Bien que le premier ministre Kenney ait mentionné son appui aux soins de santé publics, son gouvernement a récemment annoncé son intention d’éliminer, et d’offrir en sous-traitance, jusqu’à 11 000 emplois dans le secteur de la santé. Cela signifie que la population albertaine peut s’attendre à d’autres importantes réductions qui auront un impact négatif car il sera de plus en plus difficile d’avoir accès à des soins grande qualité. La décision a été catégoriquement condamnée par les syndicats, y compris celui des United Nurses of Alberta.
Après des années de sous-investissement, la décision du gouvernement albertain d’éroder davantage la capacité du système public de soins de santé en éliminant des milliers d’emplois est non seulement mal avisée, elle tout simplement abusive, particulièrement au cœur d’une pandémie mondiale. Avec plus d’un (1) million de chômeurs au Canada en raison de la pandémie de COVID-19, et des millions de plus encore en train de se remettre de son impact énorme, ce n’est pas le temps de choisir l’austérité.

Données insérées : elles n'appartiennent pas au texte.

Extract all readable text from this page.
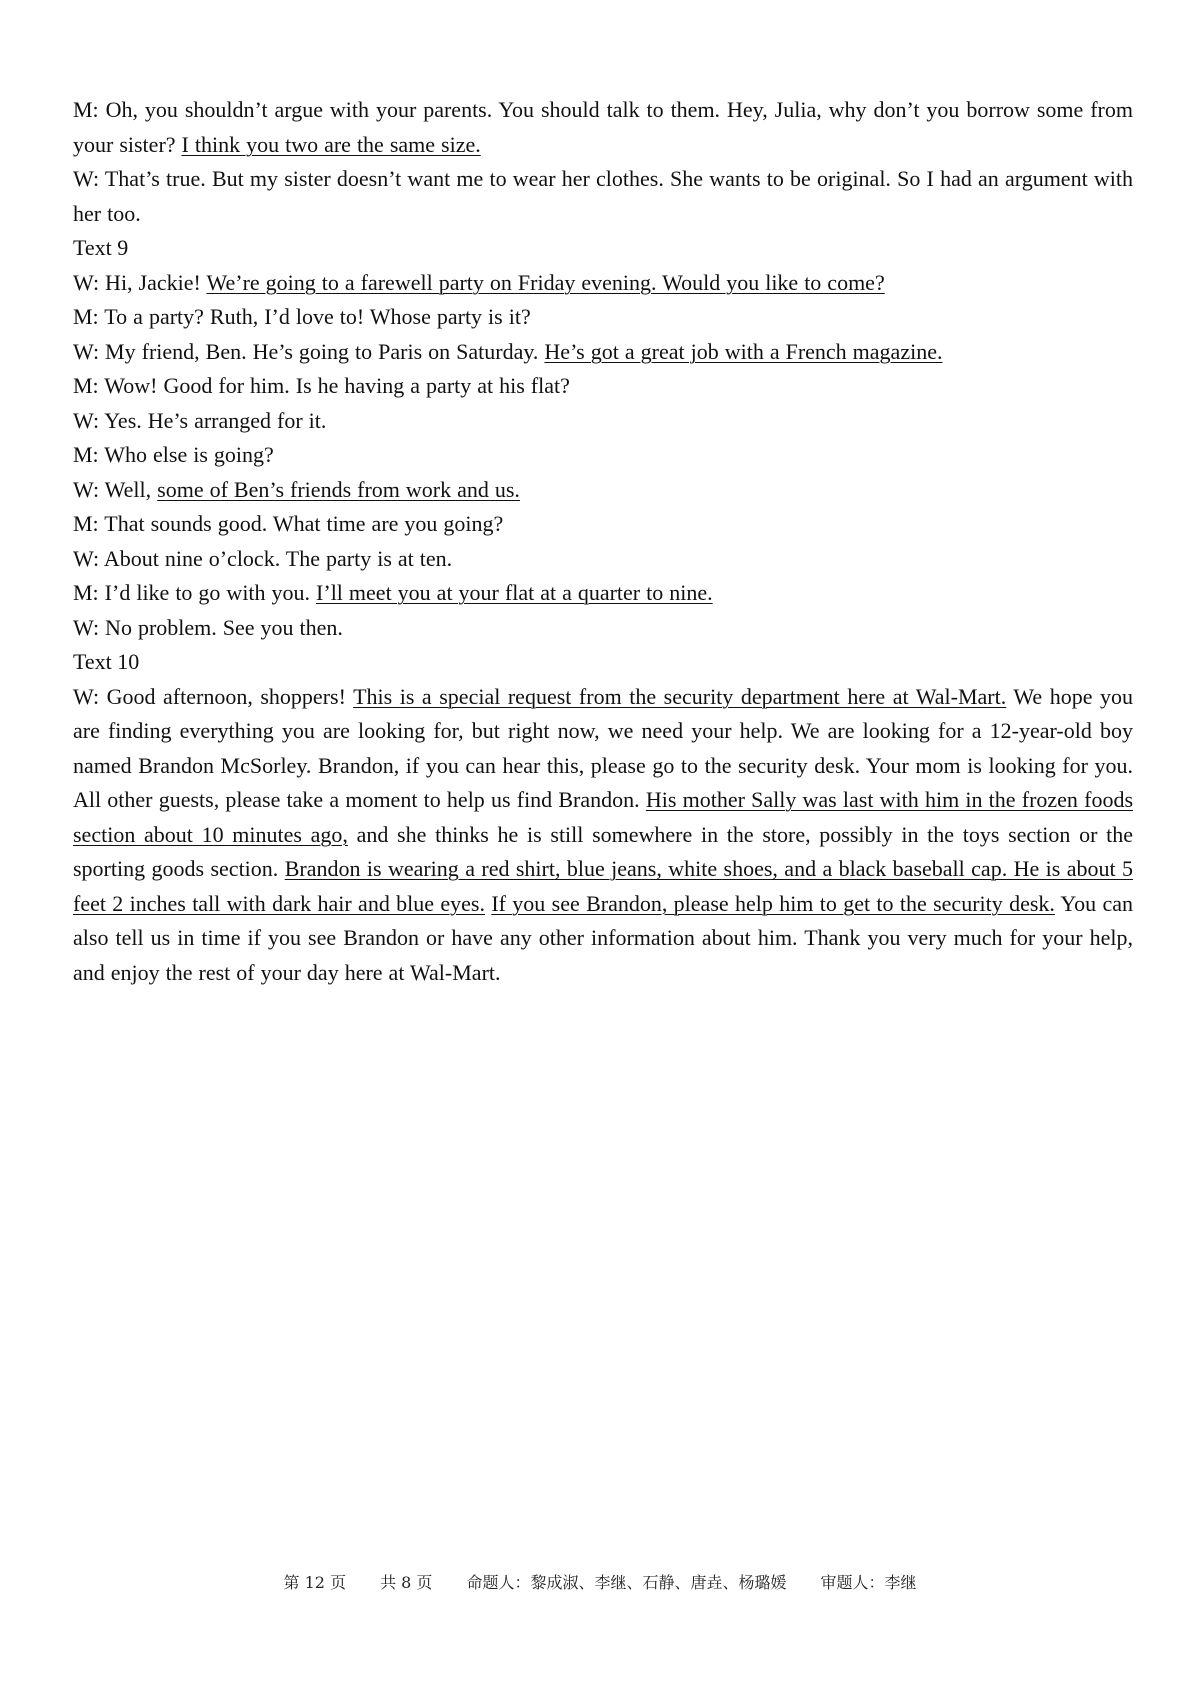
M: Oh, you shouldn’t argue with your parents. You should talk to them. Hey, Julia, why don’t you borrow some from your sister? I think you two are the same size.

W: That’s true. But my sister doesn’t want me to wear her clothes. She wants to be original. So I had an argument with her too.

Text 9

W: Hi, Jackie! We’re going to a farewell party on Friday evening. Would you like to come?

M: To a party? Ruth, I’d love to! Whose party is it?

W: My friend, Ben. He’s going to Paris on Saturday. He’s got a great job with a French magazine.

M: Wow! Good for him. Is he having a party at his flat?

W: Yes. He’s arranged for it.

M: Who else is going?

W: Well, some of Ben’s friends from work and us.

M: That sounds good. What time are you going?

W: About nine o’clock. The party is at ten.

M: I’d like to go with you. I’ll meet you at your flat at a quarter to nine.

W: No problem. See you then.

Text 10

W: Good afternoon, shoppers! This is a special request from the security department here at Wal-Mart. We hope you are finding everything you are looking for, but right now, we need your help. We are looking for a 12-year-old boy named Brandon McSorley. Brandon, if you can hear this, please go to the security desk. Your mom is looking for you. All other guests, please take a moment to help us find Brandon. His mother Sally was last with him in the frozen foods section about 10 minutes ago, and she thinks he is still somewhere in the store, possibly in the toys section or the sporting goods section. Brandon is wearing a red shirt, blue jeans, white shoes, and a black baseball cap. He is about 5 feet 2 inches tall with dark hair and blue eyes. If you see Brandon, please help him to get to the security desk. You can also tell us in time if you see Brandon or have any other information about him. Thank you very much for your help, and enjoy the rest of your day here at Wal-Mart.

第 12 页 共 8 页 命题人：黎成淑、李继、石静、唐垚、杨璐媛 审题人：李继
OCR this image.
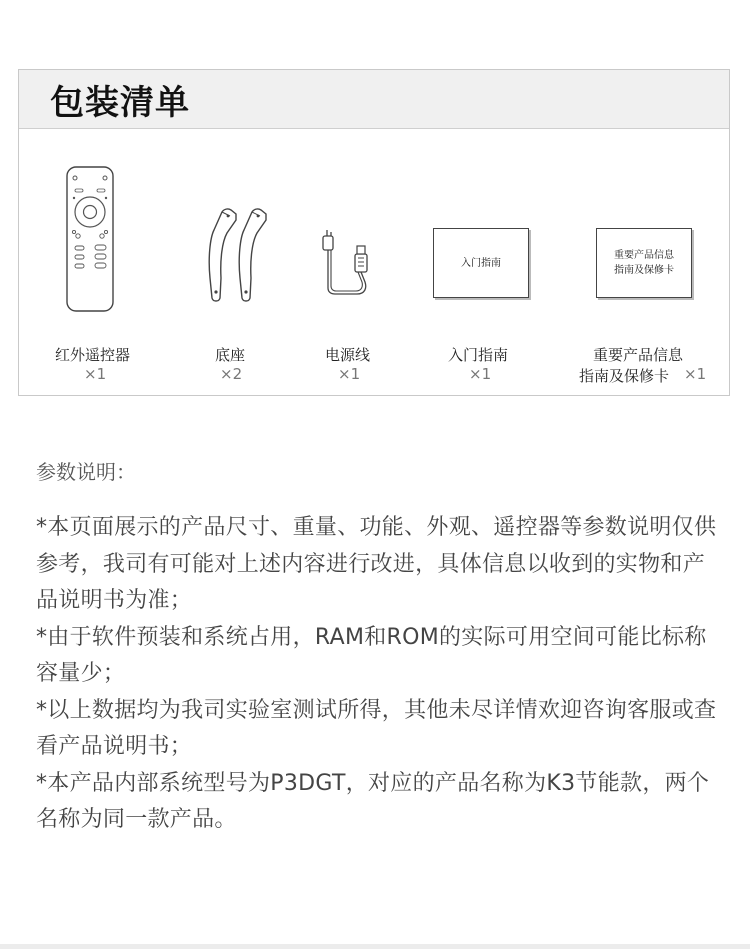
包装清单
红外遥控器
×1
底座
×2
电源线
×1
入门指南
入门指南
×1
重要产品信息
指南及保修卡
重要产品信息
指南及保修卡 ×1
参数说明：

*本页面展示的产品尺寸、重量、功能、外观、遥控器等参数说明仅供参考，我司有可能对上述内容进行改进，具体信息以收到的实物和产品说明书为准；

*由于软件预装和系统占用，RAM和ROM的实际可用空间可能比标称容量少；

*以上数据均为我司实验室测试所得，其他未尽详情欢迎咨询客服或查看产品说明书；

*本产品内部系统型号为P3DGT，对应的产品名称为K3节能款，两个名称为同一款产品。
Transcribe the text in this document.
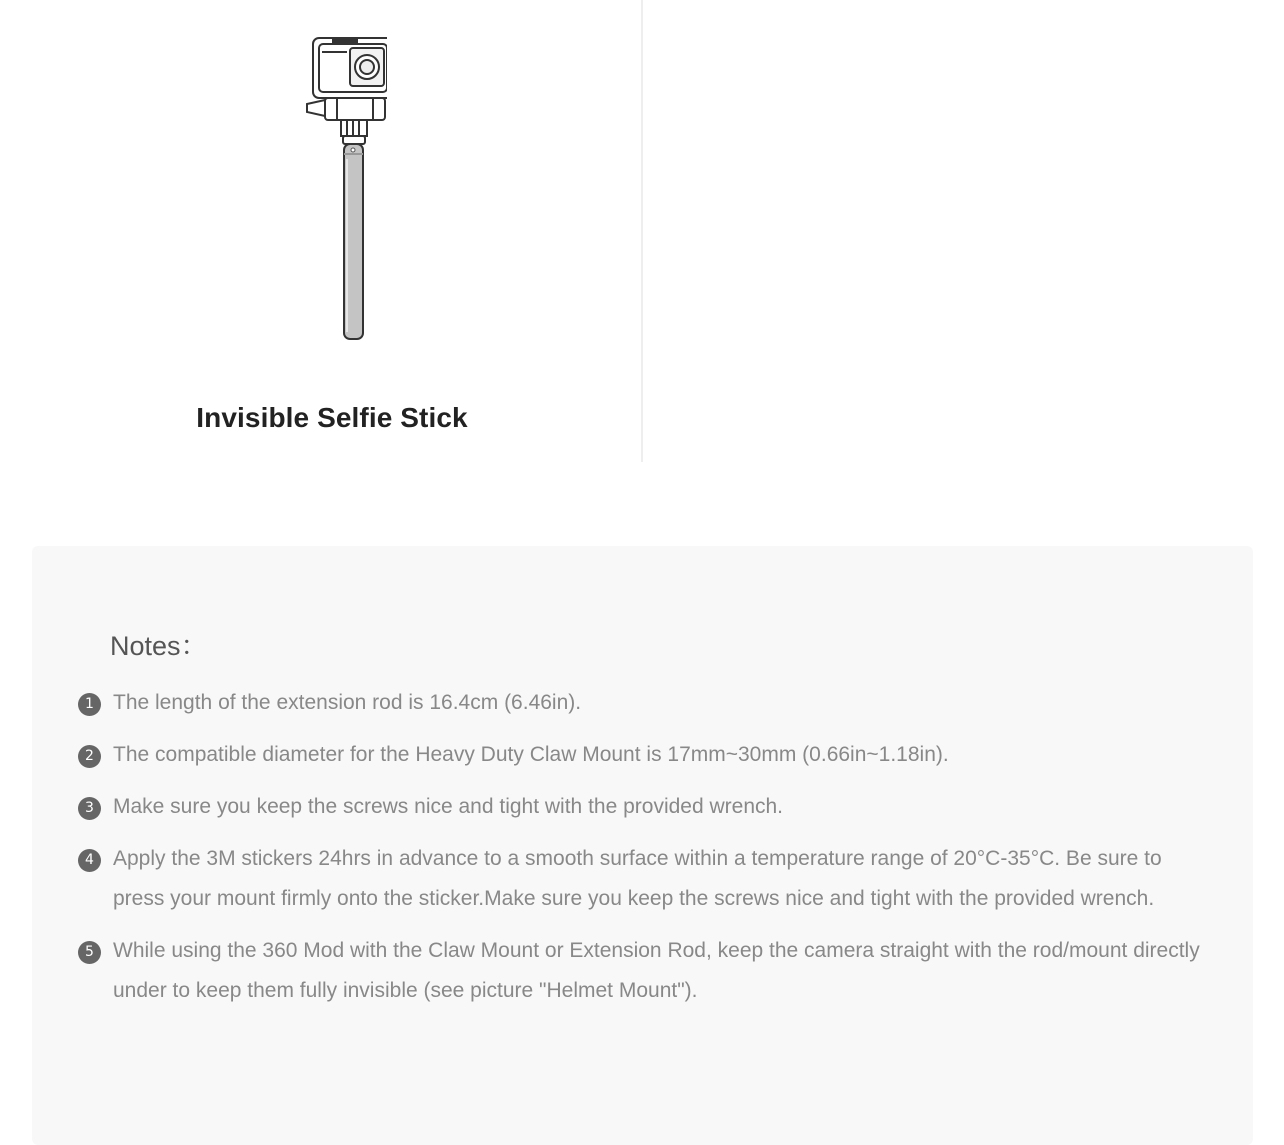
Invisible Selfie Stick
Notes：
1 The length of the extension rod is 16.4cm (6.46in).
2 The compatible diameter for the Heavy Duty Claw Mount is 17mm~30mm (0.66in~1.18in).
3 Make sure you keep the screws nice and tight with the provided wrench.
4 Apply the 3M stickers 24hrs in advance to a smooth surface within a temperature range of 20°C-35°C. Be sure to press your mount firmly onto the sticker.Make sure you keep the screws nice and tight with the provided wrench.
5 While using the 360 Mod with the Claw Mount or Extension Rod, keep the camera straight with the rod/mount directly under to keep them fully invisible (see picture "Helmet Mount").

L’accès aux soins de santé pour tous au Canada – et non seulement pour ceux qui peuvent payer – sera une réalité grâce à de plus gros investissements et à une meilleure coordination du personnel et des services de santé, et non pas par des changements à la façon dont nous payons les soins.
La meilleure façon de réussir à empêcher l’envahissement de la privatisation c’est en assurant un financement stable et à long terme des soins de santé publics, et en s’attaquant de front aux longs délais d’attente. Nous demandons au gouvernement de l’Alberta d’agir immédiatement par rapport à ces enjeux cruciaux.
Linda Silas est infirmière immatriculée et, depuis 2003, est présidente de la Fédération canadienne des syndicats d’infirmières et infirmiers, une force de 200 000 membres.